MF Sareena, 63, who accompanied her 83-year-old mother to a polling booth in Dematagoda, Colombo, said she too hoped the new government would fight corruption and provide relief to the poor.

“My mother is very sick. She is old and I am looking after her. We find it hard to get by every day. Food prices are high, and medicines are unaffordable. We hope things will change soon,” Sareena said.

On Friday, after all the results were announced, Nihal Abeysinghe, secretary of the National People’s Power, acknowledged the burden of hopes that the party carries. “We will ensure that we will not misuse this power just like the people who have done it in the past,” he said at a news conference.

Tamil support

Stakes are particularly high in the north of the country where the Tamil community voted for the NPP, breaking with its pattern of voting for Tamil parties. The NPP secured a majority of the seats in the north. The north and east of the country, where the Tamil population is largely based, were the epicentres of the bloodiest battles during a three-decade civil war between the Tamil rebels and the Sri Lankan army. The war ended in 2009 when Sri Lankan armed forces decimated the Tamil armed leadership.

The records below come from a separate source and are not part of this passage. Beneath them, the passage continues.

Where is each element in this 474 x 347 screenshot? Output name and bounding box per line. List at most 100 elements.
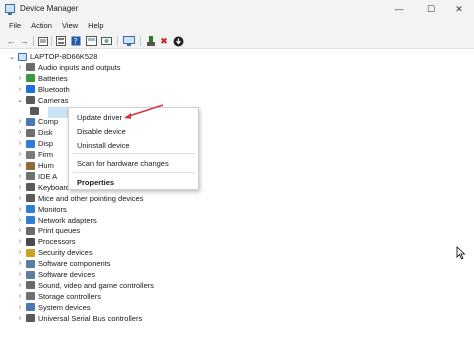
chevron-right-icon[interactable]: › — [16, 162, 24, 169]
tree-item[interactable]: › Sound, video and game controllers — [16, 280, 154, 291]
show-hidden-icon[interactable] — [85, 35, 97, 47]
device-category-icon — [26, 226, 35, 235]
tree-item[interactable]: › Batteries — [16, 73, 68, 84]
device-category-icon — [26, 314, 35, 323]
tree-item-label: Storage controllers — [38, 291, 101, 301]
tree-item[interactable]: › System devices — [16, 302, 91, 313]
tree-item[interactable]: › Disk — [16, 127, 53, 138]
tree-item[interactable] — [28, 106, 42, 117]
chevron-right-icon[interactable]: › — [16, 227, 24, 234]
device-category-icon — [26, 205, 35, 214]
toolbar-separator — [140, 36, 141, 46]
tree-item-label: Firm — [38, 150, 53, 160]
device-category-icon — [26, 139, 35, 148]
help-icon[interactable]: ? — [70, 35, 82, 47]
device-category-icon — [26, 292, 35, 301]
tree-item[interactable]: › Security devices — [16, 247, 93, 258]
tree-item[interactable]: › Network adapters — [16, 215, 97, 226]
update-driver-icon[interactable] — [172, 35, 184, 47]
menu-file[interactable]: File — [4, 21, 26, 30]
device-category-icon — [26, 172, 35, 181]
menu-separator — [73, 172, 195, 173]
add-driver-icon[interactable] — [145, 35, 157, 47]
tree-item-label: IDE A — [38, 171, 58, 181]
chevron-right-icon[interactable]: › — [16, 206, 24, 213]
svg-text:?: ? — [74, 37, 78, 46]
menu-bar: File Action View Help — [0, 18, 474, 33]
chevron-right-icon[interactable]: › — [16, 184, 24, 191]
tree-item[interactable]: › Hum — [16, 160, 54, 171]
maximize-button[interactable]: ☐ — [416, 0, 446, 18]
chevron-right-icon[interactable]: › — [16, 217, 24, 224]
tree-item-label: Software devices — [38, 270, 96, 279]
close-button[interactable]: ✕ — [444, 0, 474, 18]
device-category-icon — [26, 161, 35, 170]
chevron-right-icon[interactable]: › — [16, 304, 24, 311]
tree-root[interactable]: ⌄ LAPTOP-8D66K528 — [8, 51, 97, 62]
tree-item-label: Universal Serial Bus controllers — [38, 313, 143, 323]
device-category-icon — [26, 85, 35, 94]
forward-button[interactable]: → — [18, 35, 30, 47]
minimize-button[interactable]: — — [384, 0, 414, 18]
device-category-icon — [26, 281, 35, 290]
device-category-icon — [26, 237, 35, 246]
chevron-right-icon[interactable]: › — [16, 151, 24, 158]
computer-icon[interactable] — [123, 35, 135, 47]
chevron-right-icon[interactable]: › — [16, 129, 24, 136]
tree-item[interactable]: ⌄ Cameras — [16, 95, 68, 106]
chevron-right-icon[interactable]: › — [16, 75, 24, 82]
disable-device-menu-item[interactable]: Disable device — [77, 127, 126, 136]
tree-item[interactable]: › Firm — [16, 149, 53, 160]
chevron-right-icon[interactable]: › — [16, 64, 24, 71]
menu-separator — [73, 153, 195, 154]
back-button[interactable]: ← — [5, 35, 17, 47]
menu-view[interactable]: View — [57, 21, 83, 30]
update-driver-menu-item[interactable]: Update driver — [77, 113, 122, 122]
properties-view-icon[interactable] — [37, 35, 49, 47]
device-category-icon — [26, 270, 35, 279]
chevron-right-icon[interactable]: › — [16, 293, 24, 300]
chevron-right-icon[interactable]: › — [16, 86, 24, 93]
chevron-right-icon[interactable]: › — [16, 238, 24, 245]
device-category-icon — [26, 259, 35, 268]
tree-item[interactable]: › Software devices — [16, 269, 95, 280]
tree-item[interactable]: › Mice and other pointing devices — [16, 193, 144, 204]
chevron-right-icon[interactable]: › — [16, 195, 24, 202]
tree-item[interactable]: › Universal Serial Bus controllers — [16, 313, 142, 324]
tree-item[interactable]: › IDE A — [16, 171, 57, 182]
chevron-right-icon[interactable]: › — [16, 315, 24, 322]
toolbar: ← → ? ✖ — [0, 33, 474, 49]
chevron-right-icon[interactable]: › — [16, 173, 24, 180]
chevron-down-icon[interactable]: ⌄ — [8, 53, 16, 61]
tree-item-label: Bluetooth — [38, 84, 70, 94]
device-category-icon — [30, 107, 39, 115]
tree-item-label: Comp — [38, 117, 59, 127]
properties-menu-item[interactable]: Properties — [77, 178, 114, 187]
tree-item[interactable]: › Storage controllers — [16, 291, 101, 302]
chevron-right-icon[interactable]: › — [16, 249, 24, 256]
chevron-right-icon[interactable]: › — [16, 271, 24, 278]
tree-item[interactable]: › Keyboards — [16, 182, 74, 193]
chevron-right-icon[interactable]: › — [16, 140, 24, 147]
device-category-icon — [26, 216, 35, 224]
chevron-right-icon[interactable]: › — [16, 118, 24, 125]
resources-icon[interactable] — [100, 35, 112, 47]
tree-item[interactable]: › Monitors — [16, 204, 67, 215]
uninstall-icon[interactable]: ✖ — [158, 35, 170, 47]
chevron-down-icon[interactable]: ⌄ — [16, 96, 24, 104]
tree-item[interactable]: › Disp — [16, 138, 53, 149]
tree-item[interactable]: › Print queues — [16, 225, 80, 236]
tree-item[interactable]: › Comp — [16, 116, 58, 127]
menu-help[interactable]: Help — [83, 21, 108, 30]
tree-item[interactable]: › Bluetooth — [16, 84, 70, 95]
chevron-right-icon[interactable]: › — [16, 260, 24, 267]
uninstall-device-menu-item[interactable]: Uninstall device — [77, 141, 130, 150]
scan-hardware-menu-item[interactable]: Scan for hardware changes — [77, 159, 169, 168]
tree-item[interactable]: › Software components — [16, 258, 111, 269]
tree-item-label: Monitors — [38, 204, 67, 214]
chevron-right-icon[interactable]: › — [16, 282, 24, 289]
tree-item[interactable]: › Audio inputs and outputs — [16, 62, 121, 73]
properties-icon[interactable] — [55, 35, 67, 47]
tree-item[interactable]: › Processors — [16, 236, 76, 247]
menu-action[interactable]: Action — [26, 21, 57, 30]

Ahilan Kadirgamar, senior lecturer in sociology at the University of Jaffna, said that in the weeks leading up to the parliamentary elections, there was a clear wave of support for the NPP from the Tamil community in the north. Many Tamil voters, he said, were angry at their community’s political leaders for their failure to deliver on promises of a better deal for them.

Now, the hard work for the NPP begins, he said. To address the concerns of the people of the north and east, the Sri Lankan government must return land taken over by the military and other government departments, especially during the civil war. The government, he said, must address the worries of the country’s Tamil and Muslim minorities, frequent targets of xenophobia.

“This is not easy work,” Kadirgamar said.